'; Stephanie Lawley Discusses New USPTO Examination Guidelines for Evaluating Patent Enablement in view of Amgen Decision

Stephanie Lawley Discusses New USPTO Examination Guidelines for Evaluating Patent Enablement in view of Amgen Decision

January 24, 2024

By Stephanie M. Lawley

On January 10, 2024, the United States Patent and Trademark Office (USPTO) published guidelines for examiners to use when examining patent applications for compliance with the enablement requirement in view of the U.S. Supreme Court decision, Amgen Inc. et al. v. Sanofi et al.  These guidelines apply to all utility patent applications, regardless of the technology.

The USPTO examination guidelines do not, by themselves, constitute the rule of law.  Rather, they are designed to instruct and advise examiners as to how to apply the U.S. legal standard for enablement to the examination of patent applications based on federal court decisions and the statute.

The current USPTO guidelines explain that, in order to satisfy the enablement requirement, the specification must describe the claimed invention well enough so that one of ordinary skill in the art can make and use the claimed invention.  The standard for satisfying this requirement is whether the experimentation needed to make and use the invention is “undue” or “unreasonable.”  Whether the experimentation is “undue” is determined based on eight factors described in In re Wands, 858 F.2d 731, 737 (Fed. Cir. 1988) (the “Wands factors”).   These factors include:

  • the breadth of the claims,
  • the nature of the invention,
  • the state of the prior art,
  • the level of one of ordinary skill,
  • the level of predictability in the art,
  • the amount of direction provided by the inventor,
  • the existence of working examples, and
  • the quantity of experimentation needed to make and use the invention based on the content of the disclosure.

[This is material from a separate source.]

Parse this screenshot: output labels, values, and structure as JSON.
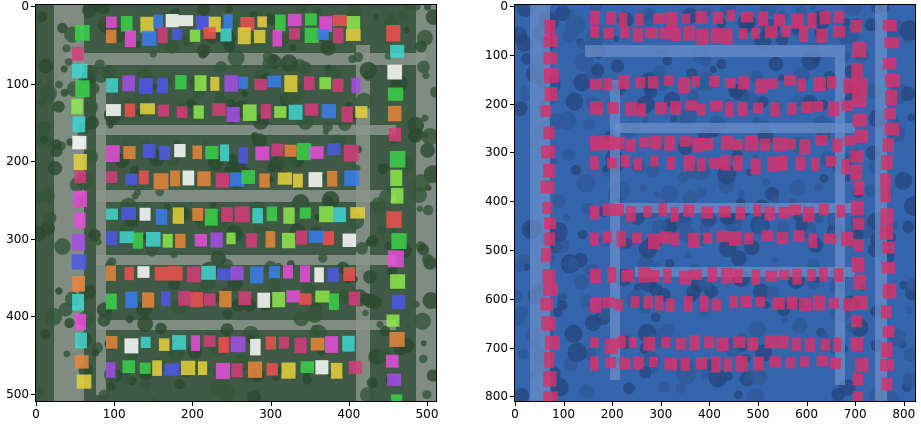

USPTO Manual of Patent Examining Procedure (MPEP) § 2164.01.

The recently published guidelines do not make any major changes to the current USPTO guidelines with respect to enablement.  Instead, they merely incorporate guidance from the Amgen decision and the following three post-Amgen Federal Circuit decisions, which is consistent with current USPTO policy:

  • Baxalta Inc. et al. v. Genentech Inc., 81 F.4th 1362 (Fed. Cir. 2023). In a case with facts similar to those of Amgen, the Federal Circuit in Baxalta affirmed the district court’s grant of summary judgment that patent claims directed to a functionally defined genus of antibodies were not enabled.  The scope of the claims potentially encompassed millions of antibodies.  However, the patent merely disclosed 11 antibodies and a method of producing and screening antibodies to determine whether they met the claimed functional limitations.
  • Medytox, Inc. v. Galderma S.A., 71 F.4th 990 (Fed. Cir. 2023). In Medytox, the Federal Circuit affirmed a PTAB decision that the full scope of a substitute claim in a post-grant review proceeding was not enabled.  The substitute claim was directed to a method of using an animal protein-free botulinum toxin composition that exhibited a longer-lasting effect in the patient than an animal protein-containing botulinum toxin composition, and included a responder rate limitation of 50% or greater.  However, the specification contained only three examples of responder rates above 50%: 52%, 61%, and 62%.  Applying the Wands factors, the PTAB found that one of ordinary skill in the art would not have been able to achieve higher than 62% for the responder rate limitation without undue experimentation.
  • In re Starrett, 2023 WL 3881360 (Fed. Cir. 2023) (non-precedential). In Starrett, the Federal Circuit affirmed a PTAB decision in an ex parte appeal upholding an examiner's rejection for a lack of enablement of a claim to a non-transitory computer readable medium for maintaining augmented telepathic data for telepathic communication.  The claim at issue contained 47 “or” clauses and potentially covered over 140 trillion embodiments.  The Federal Circuit noted that the examiner’s discussion of the Wands factors properly noted that the specification failed to describe how the claim elements function, thereby indicating that the Wands factors should be used to determine whether the experimentation was reasonable.

In summary, the recently published guidelines indicate that examiners will continue to use the Wands factors to determine whether the experimentation required to enable the full scope of the claimed invention is reasonable.

The USPTO guidelines were published at 89 Fed. Reg. 1563 (January 10, 2024) and will be added to the USPTO’s Manual of Patent Examining Procedure in due course.